イマジンカイザー

狂武蔵のイマジンカイザーのレビュー・感想・評価

狂武蔵(2020年製作の映画)
3.9
公式サイトにて述べられた「77分ワンカット」は伊達ではなく、最低限必要な説明を終えたら、後はひたすら斬って斬って斬りまくる。延々と湧き続ける雑兵相手に、疲労以外のダメージを負わず戦い続ける宮本武蔵の姿を至高と取るか、はたまた代わり映えし辛い絵面を退屈と取るか。求めるモノの違いで評価の変わる映画だなあとはおもいます。

『仮面ライダーカブト』の視聴者なら、カッシスワームの人間態って言葉で総てが伝わるであろうアクション俳優・坂口拓。ステゴロが剣戟に変わってどうなるかと思いきや、ひたすら切り捨て、疲れ果てようと一瞬のうちに斬り伏せる姿は『動ける』俳優にしか出来ないなと。

劇映画や漫画なんかじゃ無視されるかあまり触れられない、それぞれの構えからの攻撃の必要性や理屈が、一対多人数戦という画で伝わってくるのは良かったなと。救援どころか休みもろくに取れないで、それでも剣技・腕力・その周囲の状況を使って切り抜ける様には惚れ惚れします。特に、武蔵の代名詞ともいえる二天一流の出しどころ・使いどころにはなる程、と思ったり。やっぱりリアルの二刀流ってきついんだなあ。

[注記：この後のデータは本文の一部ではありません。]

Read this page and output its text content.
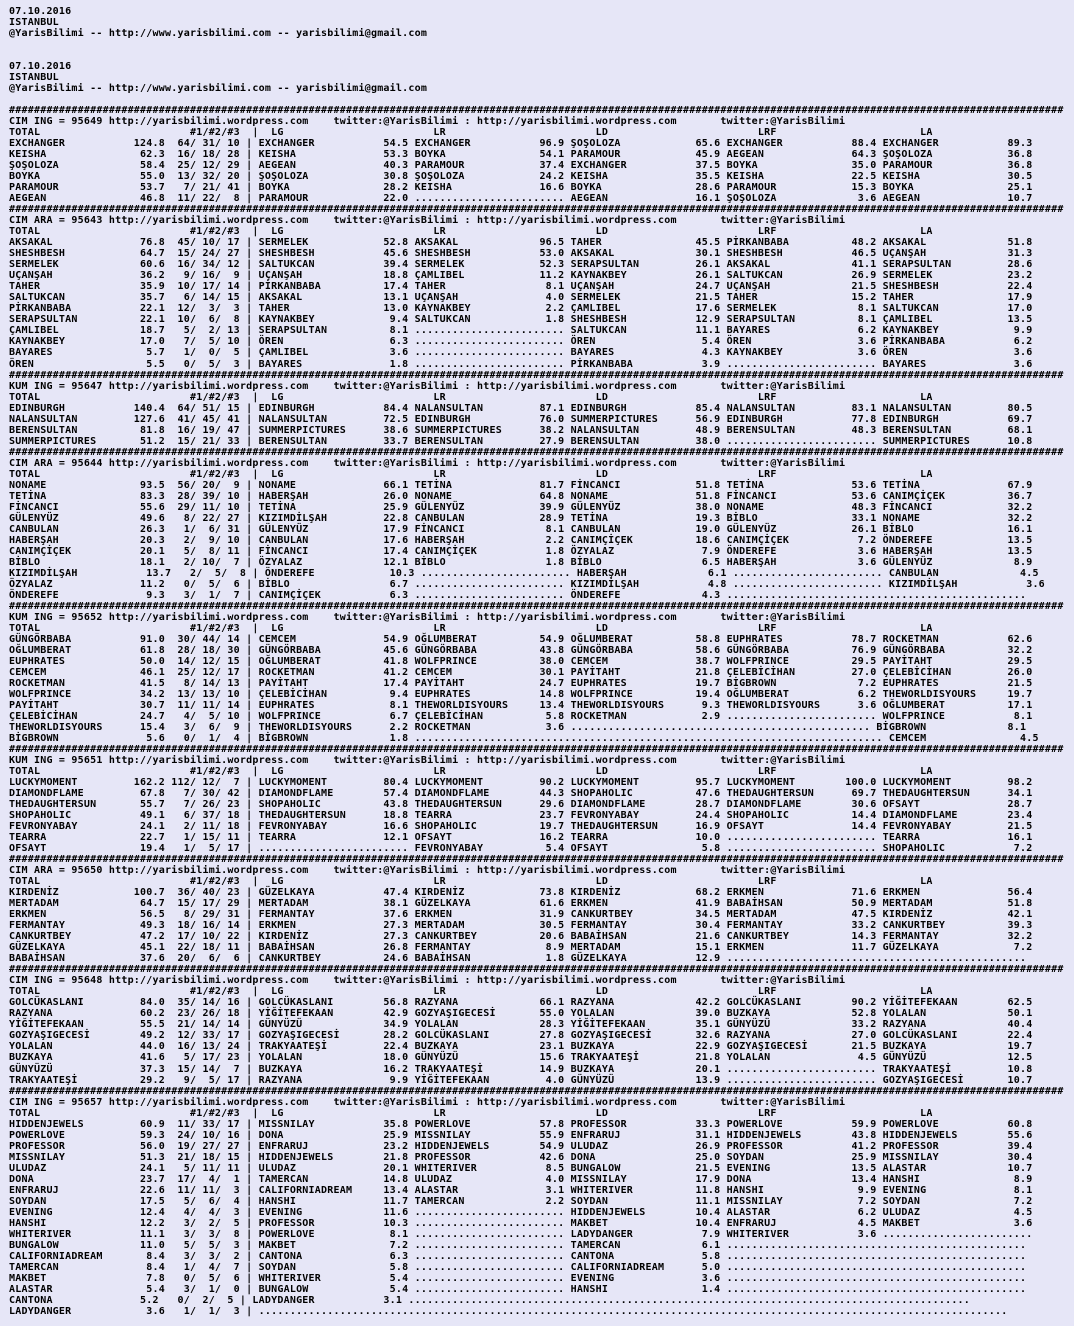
07.10.2016
ISTANBUL
@YarisBilimi -- http://www.yarisbilimi.com -- yarisbilimi@gmail.com

07.10.2016
ISTANBUL
@YarisBilimi -- http://www.yarisbilimi.com -- yarisbilimi@gmail.com

#########################################################################################################################################################################
CIM ING = 95649 http://yarisbilimi.wordpress.com    twitter:@YarisBilimi : http://yarisbilimi.wordpress.com       twitter:@YarisBilimi
TOTAL                        #1/#2/#3  |  LG                        LR                        LD                        LRF                       LA
EXCHANGER           124.8  64/ 31/ 10 | EXCHANGER           54.5 EXCHANGER           96.9 ŞOŞOLOZA            65.6 EXCHANGER           88.4 EXCHANGER           89.3
KEISHA               62.3  16/ 18/ 28 | KEISHA              53.3 BOYKA               54.1 PARAMOUR            45.9 AEGEAN              64.3 ŞOŞOLOZA            36.8
ŞOŞOLOZA             58.4  25/ 12/ 29 | AEGEAN              40.3 PARAMOUR            37.4 EXCHANGER           37.5 BOYKA               35.0 PARAMOUR            36.8
BOYKA                55.0  13/ 32/ 20 | ŞOŞOLOZA            30.8 ŞOŞOLOZA            24.2 KEISHA              35.5 KEISHA              22.5 KEISHA              30.5
PARAMOUR             53.7   7/ 21/ 41 | BOYKA               28.2 KEISHA              16.6 BOYKA               28.6 PARAMOUR            15.3 BOYKA               25.1
AEGEAN               46.8  11/ 22/  8 | PARAMOUR            22.0 ........................ AEGEAN              16.1 ŞOŞOLOZA             3.6 AEGEAN              10.7
#########################################################################################################################################################################
CIM ARA = 95643 http://yarisbilimi.wordpress.com    twitter:@YarisBilimi : http://yarisbilimi.wordpress.com       twitter:@YarisBilimi
TOTAL                        #1/#2/#3  |  LG                        LR                        LD                        LRF                       LA
AKSAKAL              76.8  45/ 10/ 17 | SERMELEK            52.8 AKSAKAL             96.5 TAHER               45.5 PİRKANBABA          48.2 AKSAKAL             51.8
SHESHBESH            64.7  15/ 24/ 27 | SHESHBESH           45.6 SHESHBESH           53.0 AKSAKAL             30.1 SHESHBESH           46.5 UÇANŞAH             31.3
SERMELEK             60.6  16/ 34/ 12 | SALTUKCAN           39.4 SERMELEK            52.3 SERAPSULTAN         26.1 AKSAKAL             41.1 SERAPSULTAN         28.6
UÇANŞAH              36.2   9/ 16/  9 | UÇANŞAH             18.8 ÇAMLIBEL            11.2 KAYNAKBEY           26.1 SALTUKCAN           26.9 SERMELEK            23.2
TAHER                35.9  10/ 17/ 14 | PİRKANBABA          17.4 TAHER                8.1 UÇANŞAH             24.7 UÇANŞAH             21.5 SHESHBESH           22.4
SALTUKCAN            35.7   6/ 14/ 15 | AKSAKAL             13.1 UÇANŞAH              4.0 SERMELEK            21.5 TAHER               15.2 TAHER               17.9
PİRKANBABA           22.1  12/  3/  3 | TAHER               13.0 KAYNAKBEY            2.2 ÇAMLIBEL            17.6 SERMELEK             8.1 SALTUKCAN           17.0
SERAPSULTAN          22.1  10/  6/  8 | KAYNAKBEY            9.4 SALTUKCAN            1.8 SHESHBESH           12.9 SERAPSULTAN          8.1 ÇAMLIBEL            13.5
ÇAMLIBEL             18.7   5/  2/ 13 | SERAPSULTAN          8.1 ........................ SALTUKCAN           11.1 BAYARES              6.2 KAYNAKBEY            9.9
KAYNAKBEY            17.0   7/  5/ 10 | ÖREN                 6.3 ........................ ÖREN                 5.4 ÖREN                 3.6 PİRKANBABA           6.2
BAYARES               5.7   1/  0/  5 | ÇAMLIBEL             3.6 ........................ BAYARES              4.3 KAYNAKBEY            3.6 ÖREN                 3.6
ÖREN                  5.5   0/  5/  3 | BAYARES              1.8 ........................ PİRKANBABA           3.9 ........................ BAYARES              3.6
#########################################################################################################################################################################
KUM ING = 95647 http://yarisbilimi.wordpress.com    twitter:@YarisBilimi : http://yarisbilimi.wordpress.com       twitter:@YarisBilimi
TOTAL                        #1/#2/#3  |  LG                        LR                        LD                        LRF                       LA
EDINBURGH           140.4  64/ 51/ 15 | EDINBURGH           84.4 NALANSULTAN         87.1 EDINBURGH           85.4 NALANSULTAN         83.1 NALANSULTAN         80.5
NALANSULTAN         127.6  41/ 45/ 41 | NALANSULTAN         72.5 EDINBURGH           76.0 SUMMERPICTURES      56.9 EDINBURGH           77.8 EDINBURGH           69.7
BERENSULTAN          81.8  16/ 19/ 47 | SUMMERPICTURES      38.6 SUMMERPICTURES      38.2 NALANSULTAN         48.9 BERENSULTAN         48.3 BERENSULTAN         68.1
SUMMERPICTURES       51.2  15/ 21/ 33 | BERENSULTAN         33.7 BERENSULTAN         27.9 BERENSULTAN         38.0 ........................ SUMMERPICTURES      10.8
#########################################################################################################################################################################
CIM ARA = 95644 http://yarisbilimi.wordpress.com    twitter:@YarisBilimi : http://yarisbilimi.wordpress.com       twitter:@YarisBilimi
TOTAL                        #1/#2/#3  |  LG                        LR                        LD                        LRF                       LA
NONAME               93.5  56/ 20/  9 | NONAME              66.1 TETİNA              81.7 FİNCANCI            51.8 TETİNA              53.6 TETİNA              67.9
TETİNA               83.3  28/ 39/ 10 | HABERŞAH            26.0 NONAME              64.8 NONAME              51.8 FİNCANCI            53.6 CANIMÇİÇEK          36.7
FİNCANCI             55.6  29/ 11/ 10 | TETİNA              25.9 GÜLENYÜZ            39.9 GÜLENYÜZ            38.0 NONAME              48.3 FİNCANCI            32.2
GÜLENYÜZ             49.6   8/ 22/ 27 | KIZIMDİLŞAH         22.8 CANBULAN            28.9 TETİNA              19.3 BİBLO               33.1 NONAME              32.2
CANBULAN             26.3   1/  6/ 31 | GÜLENYÜZ            17.9 FİNCANCI             8.1 CANBULAN            19.0 GÜLENYÜZ            26.1 BİBLO               16.1
HABERŞAH             20.3   2/  9/ 10 | CANBULAN            17.6 HABERŞAH             2.2 CANIMÇİÇEK          18.6 CANIMÇİÇEK           7.2 ÖNDEREFE            13.5
CANIMÇİÇEK           20.1   5/  8/ 11 | FİNCANCI            17.4 CANIMÇİÇEK           1.8 ÖZYALAZ              7.9 ÖNDEREFE             3.6 HABERŞAH            13.5
BİBLO                18.1   2/ 10/  7 | ÖZYALAZ             12.1 BİBLO                1.8 BİBLO                6.5 HABERŞAH             3.6 GÜLENYÜZ             8.9
KIZIMDİLŞAH           13.7   2/  5/  8 | ÖNDEREFE            10.3 ........................ HABERŞAH             6.1 ........................ CANBULAN             4.5
ÖZYALAZ              11.2   0/  5/  6 | BİBLO                6.7 ........................ KIZIMDİLŞAH           4.8 ........................ KIZIMDİLŞAH           3.6
ÖNDEREFE              9.3   3/  1/  7 | CANIMÇİÇEK           6.3 ........................ ÖNDEREFE             4.3 ................................................
#########################################################################################################################################################################
KUM ING = 95652 http://yarisbilimi.wordpress.com    twitter:@YarisBilimi : http://yarisbilimi.wordpress.com       twitter:@YarisBilimi
TOTAL                        #1/#2/#3  |  LG                        LR                        LD                        LRF                       LA
GÜNGÖRBABA           91.0  30/ 44/ 14 | CEMCEM              54.9 OĞLUMBERAT          54.9 OĞLUMBERAT          58.8 EUPHRATES           78.7 ROCKETMAN           62.6
OĞLUMBERAT           61.8  28/ 18/ 30 | GÜNGÖRBABA          45.6 GÜNGÖRBABA          43.8 GÜNGÖRBABA          58.6 GÜNGÖRBABA          76.9 GÜNGÖRBABA          32.2
EUPHRATES            50.0  14/ 12/ 15 | OĞLUMBERAT          41.8 WOLFPRINCE          38.0 CEMCEM              38.7 WOLFPRINCE          29.5 PAYİTAHT            29.5
CEMCEM               46.1  25/ 12/ 17 | ROCKETMAN           41.2 CEMCEM              30.1 PAYİTAHT            21.8 ÇELEBİCİHAN         27.0 ÇELEBİCİHAN         26.0
ROCKETMAN            41.5   8/ 14/ 13 | PAYİTAHT            17.4 PAYİTAHT            24.7 EUPHRATES           19.7 BİGBROWN             7.2 EUPHRATES           21.5
WOLFPRINCE           34.2  13/ 13/ 10 | ÇELEBİCİHAN          9.4 EUPHRATES           14.8 WOLFPRINCE          19.4 OĞLUMBERAT           6.2 THEWORLDISYOURS     19.7
PAYİTAHT             30.7  11/ 11/ 14 | EUPHRATES            8.1 THEWORLDISYOURS     13.4 THEWORLDISYOURS      9.3 THEWORLDISYOURS      3.6 OĞLUMBERAT          17.1
ÇELEBİCİHAN          24.7   4/  5/ 10 | WOLFPRINCE           6.7 ÇELEBİCİHAN          5.8 ROCKETMAN            2.9 ........................ WOLFPRINCE           8.1
THEWORLDISYOURS      15.4   3/  6/  9 | THEWORLDISYOURS      2.2 ROCKETMAN            3.6 ................................................ BİGBROWN             8.1
BİGBROWN              5.6   0/  1/  4 | BİGBROWN             1.8 ........................................................................... CEMCEM               4.5
#########################################################################################################################################################################
KUM ING = 95651 http://yarisbilimi.wordpress.com    twitter:@YarisBilimi : http://yarisbilimi.wordpress.com       twitter:@YarisBilimi
TOTAL                        #1/#2/#3  |  LG                        LR                        LD                        LRF                       LA
LUCKYMOMENT         162.2 112/ 12/  7 | LUCKYMOMENT         80.4 LUCKYMOMENT         90.2 LUCKYMOMENT         95.7 LUCKYMOMENT        100.0 LUCKYMOMENT         98.2
DIAMONDFLAME         67.8   7/ 30/ 42 | DIAMONDFLAME        57.4 DIAMONDFLAME        44.3 SHOPAHOLIC          47.6 THEDAUGHTERSUN      69.7 THEDAUGHTERSUN      34.1
THEDAUGHTERSUN       55.7   7/ 26/ 23 | SHOPAHOLIC          43.8 THEDAUGHTERSUN      29.6 DIAMONDFLAME        28.7 DIAMONDFLAME        30.6 OFSAYT              28.7
SHOPAHOLIC           49.1   6/ 37/ 18 | THEDAUGHTERSUN      18.8 TEARRA              23.7 FEVRONYABAY         24.4 SHOPAHOLIC          14.4 DIAMONDFLAME        23.4
FEVRONYABAY          24.1   2/ 11/ 18 | FEVRONYABAY         16.6 SHOPAHOLIC          19.7 THEDAUGHTERSUN      16.9 OFSAYT              14.4 FEVRONYABAY         21.5
TEARRA               22.7   1/ 15/ 11 | TEARRA              12.1 OFSAYT              16.2 TEARRA              10.0 ........................ TEARRA              16.1
OFSAYT               19.4   1/  5/ 17 | ........................ FEVRONYABAY          5.4 OFSAYT               5.8 ........................ SHOPAHOLIC           7.2
#########################################################################################################################################################################
CIM ARA = 95650 http://yarisbilimi.wordpress.com    twitter:@YarisBilimi : http://yarisbilimi.wordpress.com       twitter:@YarisBilimi
TOTAL                        #1/#2/#3  |  LG                        LR                        LD                        LRF                       LA
KIRDENİZ            100.7  36/ 40/ 23 | GÜZELKAYA           47.4 KIRDENİZ            73.8 KIRDENİZ            68.2 ERKMEN              71.6 ERKMEN              56.4
MERTADAM             64.7  15/ 17/ 29 | MERTADAM            38.1 GÜZELKAYA           61.6 ERKMEN              41.9 BABAİHSAN           50.9 MERTADAM            51.8
ERKMEN               56.5   8/ 29/ 31 | FERMANTAY           37.6 ERKMEN              31.9 CANKURTBEY          34.5 MERTADAM            47.5 KIRDENİZ            42.1
FERMANTAY            49.3  18/ 16/ 14 | ERKMEN              27.3 MERTADAM            30.5 FERMANTAY           30.4 FERMANTAY           33.2 CANKURTBEY          39.3
CANKURTBEY           47.2  17/ 10/ 22 | KIRDENİZ            27.3 CANKURTBEY          20.6 BABAİHSAN           21.6 CANKURTBEY          14.3 FERMANTAY           32.2
GÜZELKAYA            45.1  22/ 18/ 11 | BABAİHSAN           26.8 FERMANTAY            8.9 MERTADAM            15.1 ERKMEN              11.7 GÜZELKAYA            7.2
BABAİHSAN            37.6  20/  6/  6 | CANKURTBEY          24.6 BABAİHSAN            1.8 GÜZELKAYA           12.9 ................................................
#########################################################################################################################################################################
CIM ING = 95648 http://yarisbilimi.wordpress.com    twitter:@YarisBilimi : http://yarisbilimi.wordpress.com       twitter:@YarisBilimi
TOTAL                        #1/#2/#3  |  LG                        LR                        LD                        LRF                       LA
GOLCÜKASLANI         84.0  35/ 14/ 16 | GOLCÜKASLANI        56.8 RAZYANA             66.1 RAZYANA             42.2 GOLCÜKASLANI        90.2 YİĞİTEFEKAAN        62.5
RAZYANA              60.2  23/ 26/ 18 | YİĞİTEFEKAAN        42.9 GOZYAŞIGECESİ       55.0 YOLALAN             39.0 BUZKAYA             52.8 YOLALAN             50.1
YİĞİTEFEKAAN         55.5  21/ 14/ 14 | GÜNYÜZÜ             34.9 YOLALAN             28.3 YİĞİTEFEKAAN        35.1 GÜNYÜZÜ             33.2 RAZYANA             40.4
GOZYAŞIGECESİ        49.2  12/ 33/ 17 | GOZYAŞIGECESİ       28.2 GOLCÜKASLANI        27.8 GOZYAŞIGECESİ       32.6 RAZYANA             27.0 GOLCÜKASLANI        22.4
YOLALAN              44.0  16/ 13/ 24 | TRAKYAATEŞİ         22.4 BUZKAYA             23.1 BUZKAYA             22.9 GOZYAŞIGECESİ       21.5 BUZKAYA             19.7
BUZKAYA              41.6   5/ 17/ 23 | YOLALAN             18.0 GÜNYÜZÜ             15.6 TRAKYAATEŞİ         21.8 YOLALAN              4.5 GÜNYÜZÜ             12.5
GÜNYÜZÜ              37.3  15/ 14/  7 | BUZKAYA             16.2 TRAKYAATEŞİ         14.9 BUZKAYA             20.1 ........................ TRAKYAATEŞİ         10.8
TRAKYAATEŞİ          29.2   9/  5/ 17 | RAZYANA              9.9 YİĞİTEFEKAAN         4.0 GÜNYÜZÜ             13.9 ........................ GOZYAŞIGECESİ       10.7
#########################################################################################################################################################################
CIM ING = 95657 http://yarisbilimi.wordpress.com    twitter:@YarisBilimi : http://yarisbilimi.wordpress.com       twitter:@YarisBilimi
TOTAL                        #1/#2/#3  |  LG                        LR                        LD                        LRF                       LA
HIDDENJEWELS         60.9  11/ 33/ 17 | MISSNILAY           35.8 POWERLOVE           57.8 PROFESSOR           33.3 POWERLOVE           59.9 POWERLOVE           60.8
POWERLOVE            59.3  24/ 10/ 16 | DONA                25.9 MISSNILAY           55.9 ENFRARUJ            31.1 HIDDENJEWELS        43.8 HIDDENJEWELS        55.6
PROFESSOR            56.0  19/ 27/ 27 | ENFRARUJ            23.2 HIDDENJEWELS        54.9 ULUDAZ              26.9 PROFESSOR           41.2 PROFESSOR           39.4
MISSNILAY            51.3  21/ 18/ 15 | HIDDENJEWELS        21.8 PROFESSOR           42.6 DONA                25.0 SOYDAN              25.9 MISSNILAY           30.4
ULUDAZ               24.1   5/ 11/ 11 | ULUDAZ              20.1 WHITERIVER           8.5 BUNGALOW            21.5 EVENING             13.5 ALASTAR             10.7
DONA                 23.7  17/  4/  1 | TAMERCAN            14.8 ULUDAZ               4.0 MISSNILAY           17.9 DONA                13.4 HANSHI               8.9
ENFRARUJ             22.6  11/ 11/  3 | CALIFORNIADREAM     13.4 ALASTAR              3.1 WHITERIVER          11.8 HANSHI               9.9 EVENING              8.1
SOYDAN               17.5   5/  6/  4 | HANSHI              11.7 TAMERCAN             2.2 SOYDAN              11.1 MISSNILAY            7.2 SOYDAN               7.2
EVENING              12.4   4/  4/  3 | EVENING             11.6 ........................ HIDDENJEWELS        10.4 ALASTAR              6.2 ULUDAZ               4.5
HANSHI               12.2   3/  2/  5 | PROFESSOR           10.3 ........................ MAKBET              10.4 ENFRARUJ             4.5 MAKBET               3.6
WHITERIVER           11.1   3/  3/  8 | POWERLOVE            8.1 ........................ LADYDANGER           7.9 WHITERIVER           3.6 ........................
BUNGALOW             11.0   5/  5/  3 | MAKBET               7.2 ........................ TAMERCAN             6.1 ................................................
CALIFORNIADREAM       8.4   3/  3/  2 | CANTONA              6.3 ........................ CANTONA              5.8 ................................................
TAMERCAN              8.4   1/  4/  7 | SOYDAN               5.8 ........................ CALIFORNIADREAM      5.0 ................................................
MAKBET                7.8   0/  5/  6 | WHITERIVER           5.4 ........................ EVENING              3.6 ................................................
ALASTAR               5.4   3/  1/  0 | BUNGALOW             5.4 ........................ HANSHI               1.4 ................................................
CANTONA              5.2   0/  2/  5 | LADYDANGER           3.1 ..........................................................................................
LADYDANGER            3.6   1/  1/  3 | ........................................................................................................................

斬られ役の雑兵連中も、尺の都合見栄えの問題で時々無策に飛びかかって来るものの、基本的には徒党を組んでの複数戦。一に対し数で攻めて攻めまくる恐ろしさがイヤというほど描かれていて、そういう緊張感づくりはかなりツボでした。

場面転換も少なく、斬られ役の使いまわしもあり、途中から冗長になるという感想もわからなくはないのですが、ここまで来たらこの殺陣そのものが評価点。起承転結のある映画というよりこの剣戟にシビれろとでも言うようなストロングな構成。映画の形をとった芸術。

妥協も無ければ鬼のようなアクションの釣瓶打ち。是非是非劇場にてご鑑賞あれ。